Budapest: Two Cities, One River
Buda's hills and thermal baths, Pest's ruin bars and market halls — divided by the Danube, defined by the joining
The Danube at Budapest is wider than you expect. You stand on the Chain Bridge — the first permanent bridge to connect the two halves of the city, built in 1849 — and look north and south and the river fills the horizon in both directions. To the west, Buda rises on its limestone hills: the Royal Palace, the Fishermen's Bastion, the white towers of the Matthias Church. To the east, Pest spreads flat and vast: the parliament building lit up along the riverbank, the Grand Market Hall, the dense grid of boulevards behind it. The view from the bridge is the view that explains the city in thirty seconds.
I arrived from Vienna by train — three hours, comfortable, the Danube visible for stretches along the way — and spent five days. Budapest rewards time. It is a city with layers that only reveal themselves slowly, and the first-day experience of the tourist sites is the least of what it is.
The Thermal Baths
Budapest sits on 120 natural hot springs, and the city has been building bathhouses over them since Roman times. The current bathhouse culture dates from the Ottoman occupation of the sixteenth and seventeenth centuries, when the Turks constructed the first formal hammams. The Széchenyi Baths in Városliget park are the largest and most famous — a yellow Baroque palace with outdoor pools where the water temperature is 37 degrees Celsius year-round and old men play chess on floating boards in the steam.

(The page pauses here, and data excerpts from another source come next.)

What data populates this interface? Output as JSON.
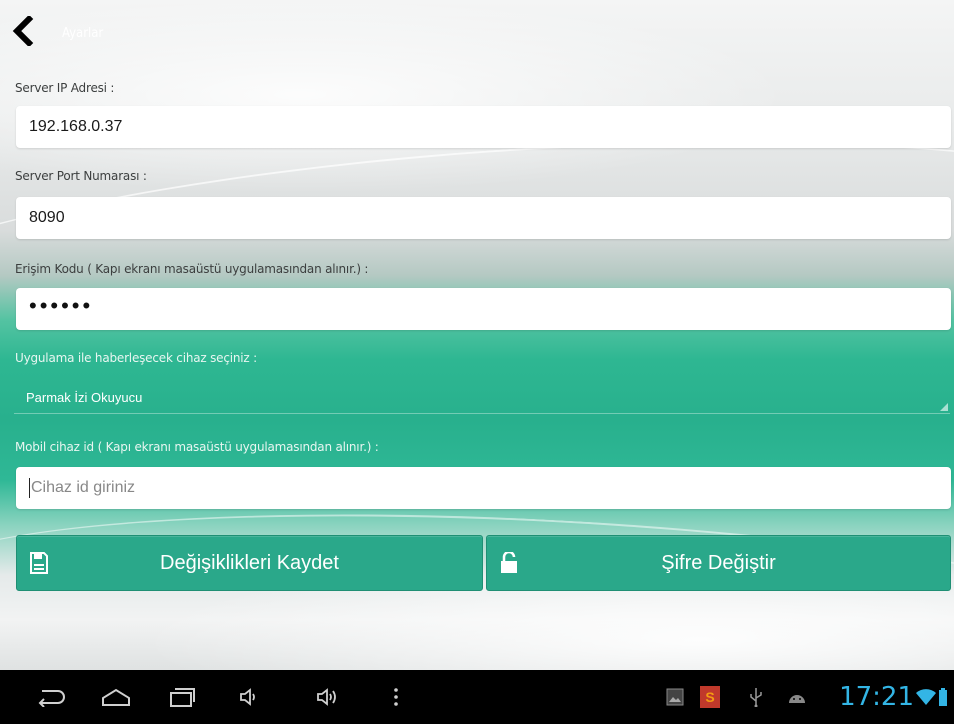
{
  "header": {
    "title": "Ayarlar"
  },
  "form": {
    "server_ip": {
      "label": "Server IP Adresi :",
      "value": "192.168.0.37"
    },
    "server_port": {
      "label": "Server Port Numarası :",
      "value": "8090"
    },
    "access_code": {
      "label": "Erişim Kodu ( Kapı ekranı masaüstü uygulamasından alınır.) :",
      "value": "••••••"
    },
    "device_select": {
      "label": "Uygulama ile haberleşecek cihaz seçiniz :",
      "selected": "Parmak İzi Okuyucu"
    },
    "mobile_device_id": {
      "label": "Mobil cihaz id ( Kapı ekranı masaüstü uygulamasından alınır.) :",
      "placeholder": "Cihaz id giriniz"
    }
  },
  "buttons": {
    "save_label": "Değişiklikleri Kaydet",
    "save_icon": "floppy-disk-icon",
    "change_password_label": "Şifre Değiştir",
    "change_password_icon": "lock-icon"
  },
  "system_bar": {
    "time": "17:21",
    "accent_color": "#33b5e5"
  },
  "colors": {
    "button_bg": "#2aa88a",
    "teal_band": "#2eb792"
  }
}
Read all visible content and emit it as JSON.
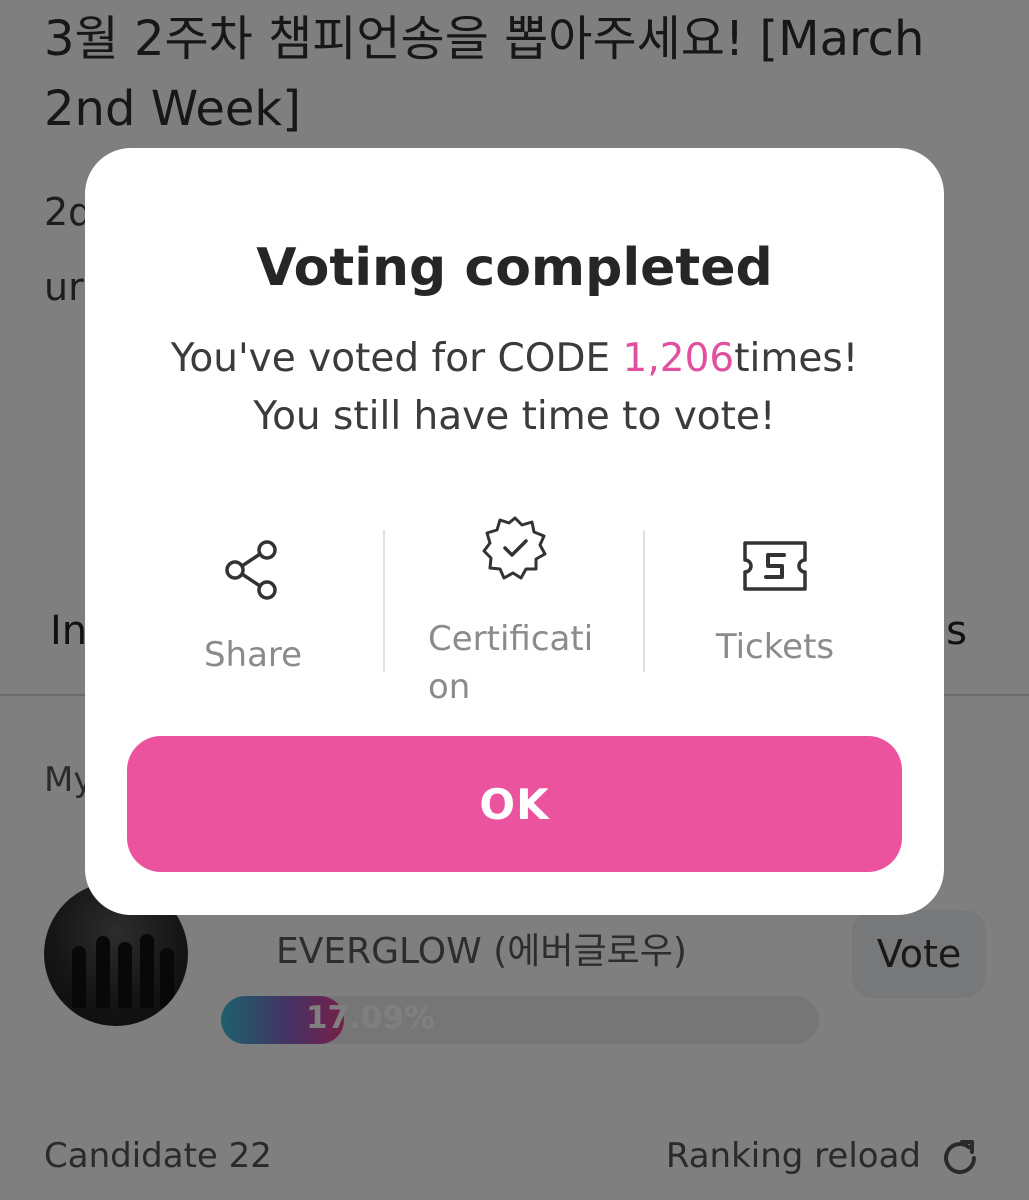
{
  "page": {
    "title": "3월 2주차 챔피언송을 뽑아주세요! [March 2nd Week]",
    "desc_line1": "2d",
    "desc_line2": "ur",
    "tab_left": "In",
    "tab_right": "s",
    "my_vote_label": "My"
  },
  "candidate": {
    "name": "EVERGLOW (에버글로우)",
    "percent": 17.09,
    "percent_label": "17.09%",
    "vote_label": "Vote"
  },
  "footer": {
    "candidate_count": "Candidate 22",
    "ranking_reload": "Ranking reload"
  },
  "modal": {
    "title": "Voting completed",
    "msg_prefix": "You've voted for CODE ",
    "vote_count": "1,206",
    "msg_suffix": "times!",
    "msg_line2": "You still have time to vote!",
    "actions": [
      {
        "label": "Share",
        "icon": "share-icon"
      },
      {
        "label": "Certification",
        "icon": "certification-badge-icon"
      },
      {
        "label": "Tickets",
        "icon": "ticket-icon"
      }
    ],
    "ok_label": "OK"
  },
  "colors": {
    "accent": "#ec539f",
    "count_highlight": "#e0509f",
    "overlay": "rgba(0,0,0,0.5)"
  }
}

Go on a weekday morning. The crowds that Instagram has built around the outdoor pools are real but manageable before ten. The indoor pools — the ones with the mosaic floors and the vaulted ceilings and the particular smell of mineral water — are quieter and more interesting. The Gellért Baths, on the Buda side, are smaller and more ornate, with an art nouveau interior that makes the experience feel more like entering a museum than a leisure facility.
Ruin Bars and the Night
The ruin bar phenomenon started in the early 2000s when entrepreneurs began opening bars in derelict Jewish quarter buildings — courtyards, abandoned apartments, disused industrial spaces — filling them with mismatched furniture, plants growing up walls, and very cheap beer. Szimpla Kert in the seventh district is the original and still the most interesting: a converted apartment building whose courtyard has been accumulated with years of found objects, art, plants, and bar counters. It is genuinely strange and genuinely full every night and not at all what you'd expect if you arrived from Vienna expecting a central European capital to behave accordingly.

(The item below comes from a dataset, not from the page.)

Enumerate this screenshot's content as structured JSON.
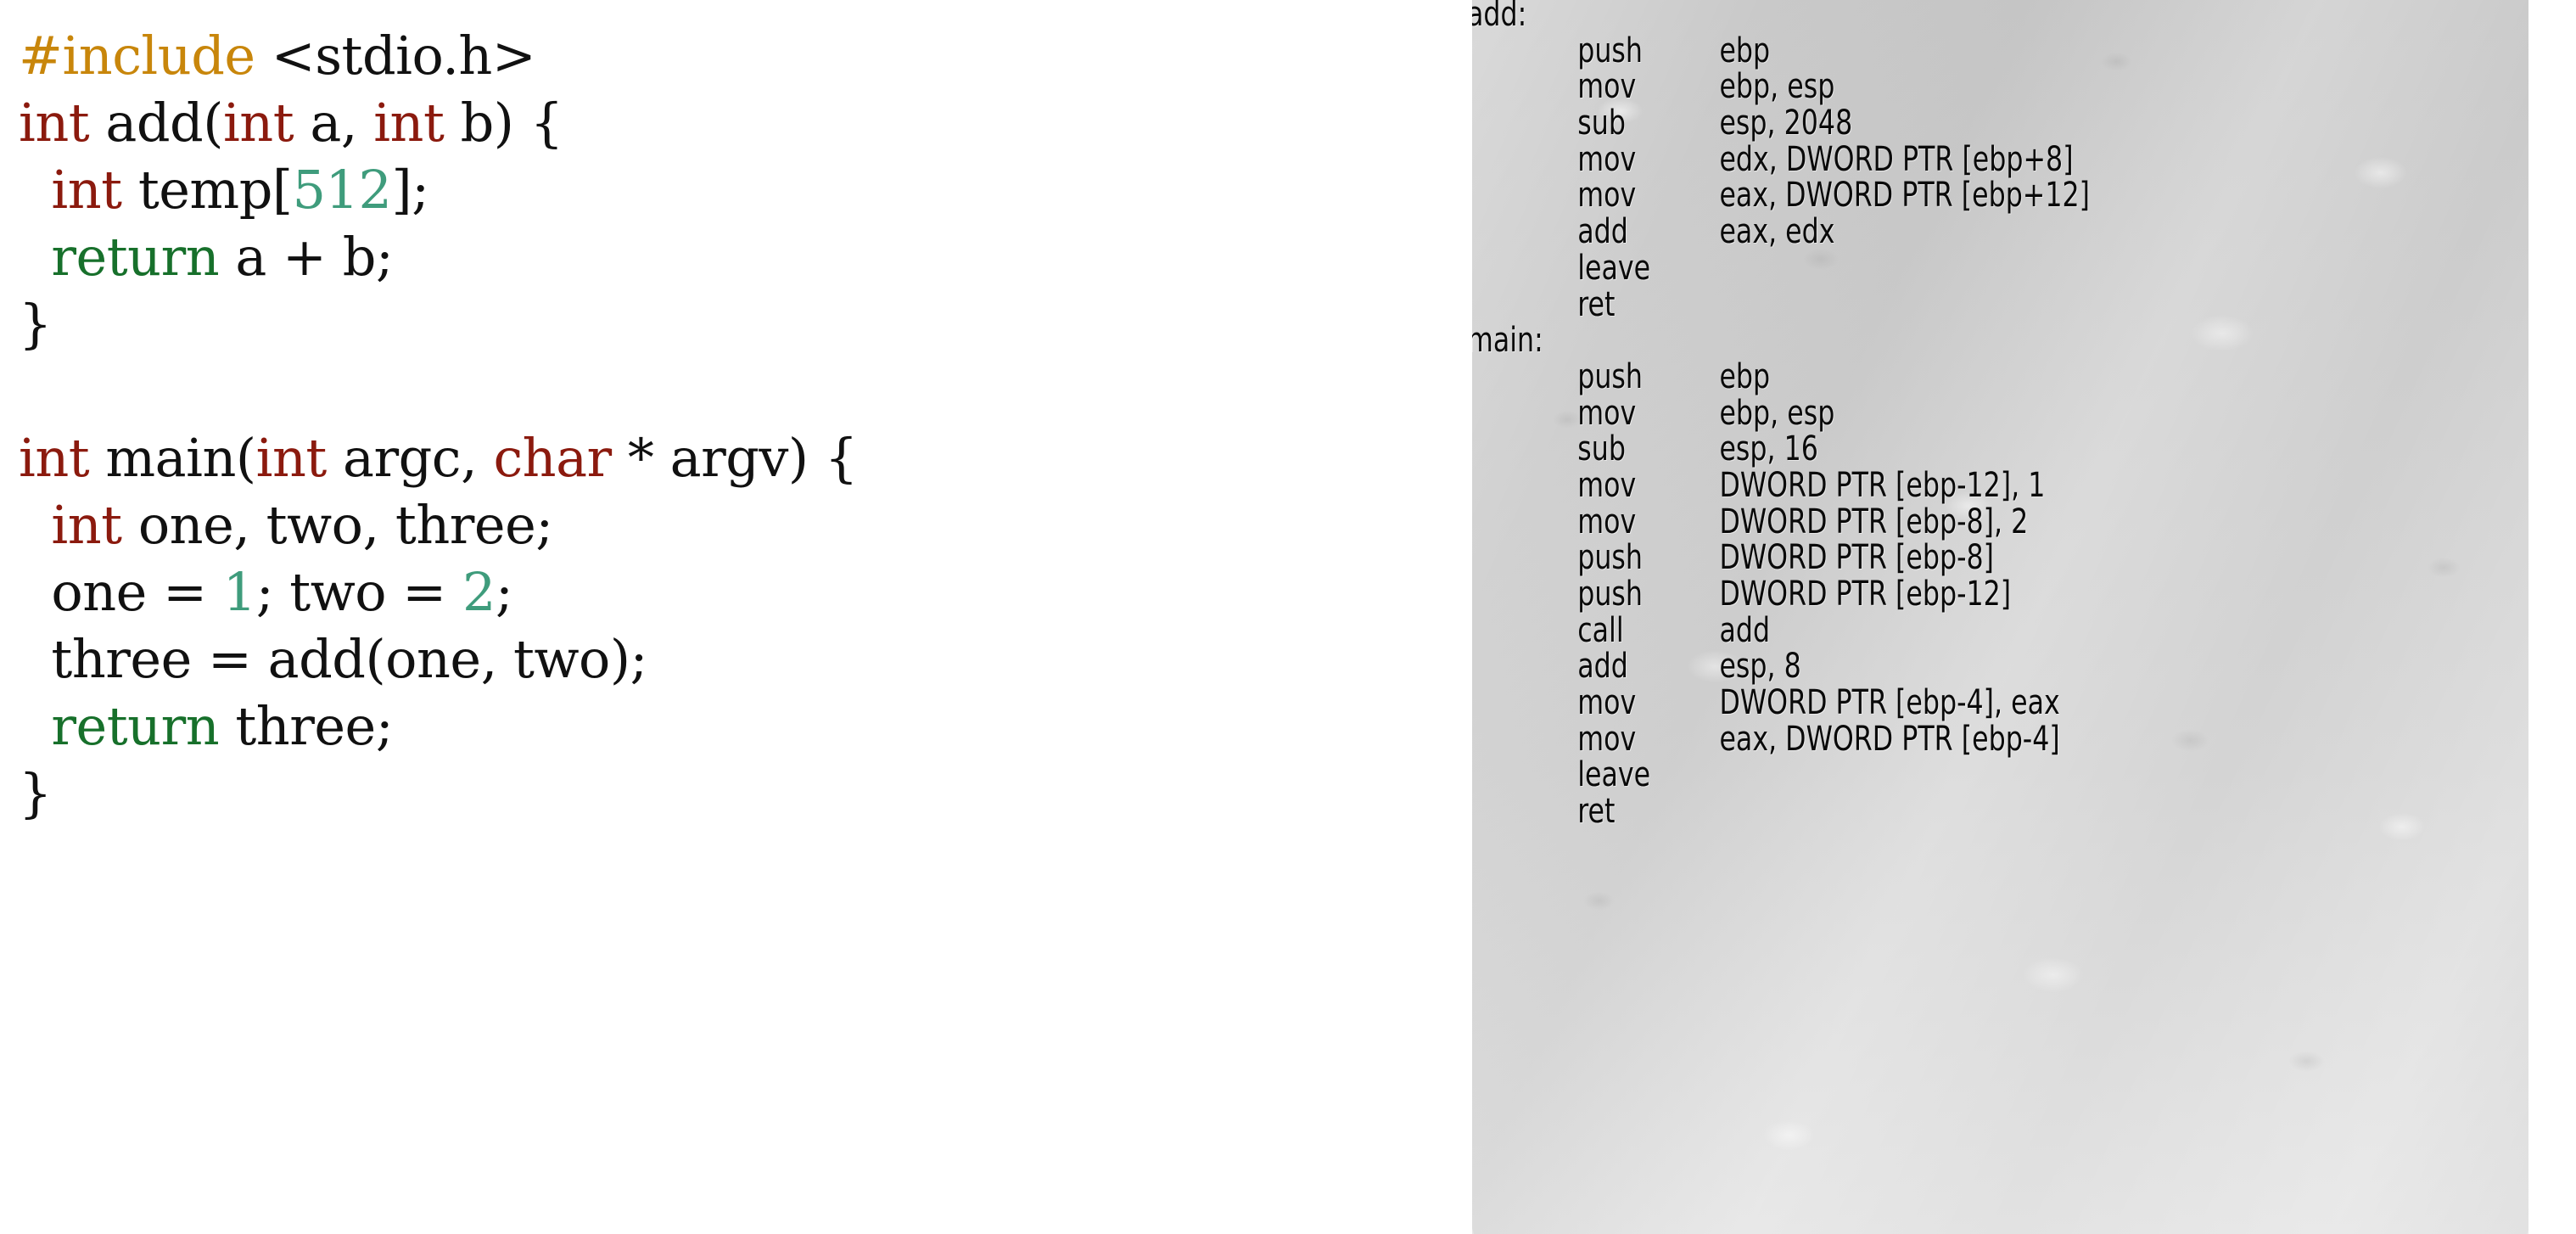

The Jewish quarter itself — the seventh district — is worth exploring in daylight. The Dohány Street Synagogue is the largest in Europe and has a small cemetery in its courtyard where thousands of victims of the 1944–45 Budapest ghetto are buried. It is a serious place. Allow time to sit with it.
The Food
Hungarian food runs on paprika, fat, and time. Gulyás — the original goulash, which is a soup in Hungary, not a stew — is red with paprika and made from beef cooked for hours. Lángos is fried dough sold from street stalls, eaten hot with sour cream and cheese. The Great Market Hall on the Pest side of the Liberty Bridge is the right place to buy paprika to take home — the versions sold in the ground-floor stalls are substantially better than the supermarket versions, and the vendors will advise you on sweet versus hot.